Academic Editor: Veljko Milutinovic

Copyright © 2016 Miodrag J. Mihaljević et al. This is an open access article distributed under the Creative Commons Attribution License, which permits unrestricted use, distribution, and reproduction in any medium, provided the original work is properly cited.

#### Abstract

An encryption/decryption approach is proposed dedicated to one-way communication between a transmitter which is a computationally powerful party and a receiver with limited computational capabilities. The proposed encryption technique combines traditional stream ciphering and simulation of a binary channel which degrades channel input by inserting random bits. A statistical model of the proposed encryption is analyzed from the information-theoretic point of view. In the addressed model an attacker faces the problem implied by observing the messages through a channel with random bits insertion. The paper points out a number of security related implications of the considered channel. These implications have been addressed by estimation of the mutual information between the channel input and output and estimation of the number of candidate channel inputs for a given channel output. It is shown that deliberate and secret key controlled insertion of random bits into the basic ciphertext provides security enhancement of the resulting encryption scheme.

#### 1. Introduction

It is well recognized that communications should be secure and accordingly encrypted in order to avoid misuse of the transmitted information. Consequently, contemporary cryptographic algorithms for encryption play a very important role in data communication systems for various areas of applications. A particular challenge is related to addressing the resource constrained environments, where the requirements include lightweight algorithms and hardware designs. To select a suitable encryption algorithm for an application or an environment, the algorithmic requirements as well as the implementation constraints have to be taken into account. This is also in line with a discussion recently reported in [1].

On the other hand, in a number of scenarios the communication parties are with very different capabilities: one party could be with a tiny capability and the other with much higher ones. As an illustration, we point to a communication scenario over the Internet of Things (IoT) where a tiny machine (a tiny sensor, e.g.) should communicate with a more powerful one (sink of a sensor network or a gate, e.g.). According to the current state of the art, the following two problems appear as the still open ones: (i) developing encryption/decryption techniques which take into account asymmetric capabilities of the entities involved in encryption/decryption and (ii) enhancing cryptographic security of encryption in a lightweight and provable manner.

Consequently, in this paper we consider the problem of designing a dedicated encryption/decryption algorithm which fits into the communications scenarios which include the following: (i) a high performance computing party should deliver encrypted messages in a one-way communication scenario to a number of parties which have tiny computational capabilities; (ii) implementation limitations at the tiny entity imply employment of a lightweight keystream generator (from certain reported lightweight stream ciphers); (iii) developed encryption scheme should have enhanced security in comparison with the one offered by the employed keystream generator.

A certain number of reported encryption approaches jointly employ elements of traditional stream ciphers and elements of coding theory as well as features of certain communication channels (see, e.g., [2–8]), and this paper follows the same track. We consider an encryption approach which involves a communication channel with the synchronization errors which appear in the form of* inserted bits*. In this approach, the transmitting/encrypting side requires a source of random bits and capability to insert them between message bits. Under the assumption that the transmitter has a method to inform the intended receiver about the* locations* (and not necessarily the values) of the inserted random bits, the intended receiver can perform decimation (i.e., discard the inserted bits) of the obtained sequence so that it can be a subject of simple traditional decryption.

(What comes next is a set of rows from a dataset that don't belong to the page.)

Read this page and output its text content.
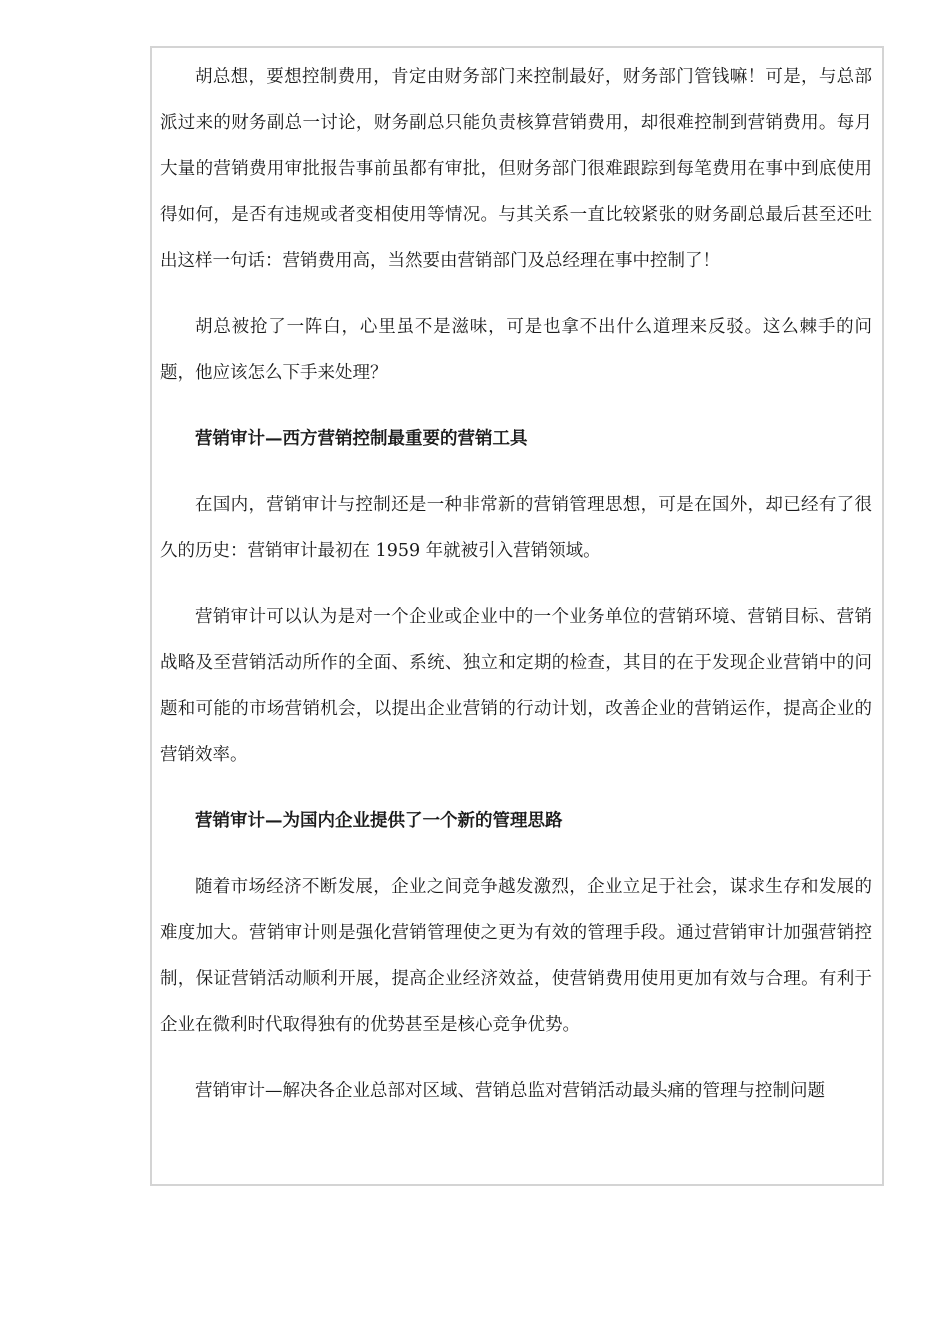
胡总想，要想控制费用，肯定由财务部门来控制最好，财务部门管钱嘛！可是，与总部派过来的财务副总一讨论，财务副总只能负责核算营销费用，却很难控制到营销费用。每月大量的营销费用审批报告事前虽都有审批，但财务部门很难跟踪到每笔费用在事中到底使用得如何，是否有违规或者变相使用等情况。与其关系一直比较紧张的财务副总最后甚至还吐出这样一句话：营销费用高，当然要由营销部门及总经理在事中控制了！

胡总被抢了一阵白，心里虽不是滋味，可是也拿不出什么道理来反驳。这么棘手的问题，他应该怎么下手来处理？

营销审计—西方营销控制最重要的营销工具

在国内，营销审计与控制还是一种非常新的营销管理思想，可是在国外，却已经有了很久的历史：营销审计最初在 1959 年就被引入营销领域。

营销审计可以认为是对一个企业或企业中的一个业务单位的营销环境、营销目标、营销战略及至营销活动所作的全面、系统、独立和定期的检查，其目的在于发现企业营销中的问题和可能的市场营销机会，以提出企业营销的行动计划，改善企业的营销运作，提高企业的营销效率。

营销审计—为国内企业提供了一个新的管理思路

随着市场经济不断发展，企业之间竞争越发激烈，企业立足于社会，谋求生存和发展的难度加大。营销审计则是强化营销管理使之更为有效的管理手段。通过营销审计加强营销控制，保证营销活动顺利开展，提高企业经济效益，使营销费用使用更加有效与合理。有利于企业在微利时代取得独有的优势甚至是核心竞争优势。

营销审计—解决各企业总部对区域、营销总监对营销活动最头痛的管理与控制问题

*Summary of the Results*. This paper focuses on the following two issues which have not been addressed in the literature: (i) developing of an encryption/decryption technique which has asymmetric implementation complexity and provides lightweight decryption and (ii) security enhancement of the involved keystream generator employing paradigm of the binary channels with random insertions. An encryption/decryption technique for data transfer between a computationally powerful party and a party with limited computational capabilities is proposed which provides a trade-off between implementation complexities at the involved parties: the implementation overhead is reduced at the low-capability party at the expense of a higher (but still moderate) one at the party with high capabilities. In order to achieve security enhancement of the employed traditional keystream generator the proposed encryption technique at the transmitting side involves a simulator of the binary channel with synchronization errors. Security enhancement of encryption archived by the proposed scheme in comparison with the security of the employed keystream generator is based on the design paradigm and results on the mutual information between inputs and outputs of the channels with bit insertion.

*Organization*. The paper is organized as follows. In Section 2, we give the underlying ideas for the design and proposal of an encryption/decryption framework. In Section 3, we provide some information-theoretic results for the proposed scheme; that is, we mostly derive various mutual information rates of interest for the security evaluation. In Section 4, we provide the cryptographic security evaluation based on implications which link the information-theoretic quantities to computational complexity based ones. Accordingly, Sections 5 and 6 provide evaluation of the computational complexity security enhancement employing numerical estimation of the mutual information and enumeration of input candidates for the given output after a binary channel with insertion of random bits, respectively. (Also note that this paper is a significantly revised and expanded version of [8].)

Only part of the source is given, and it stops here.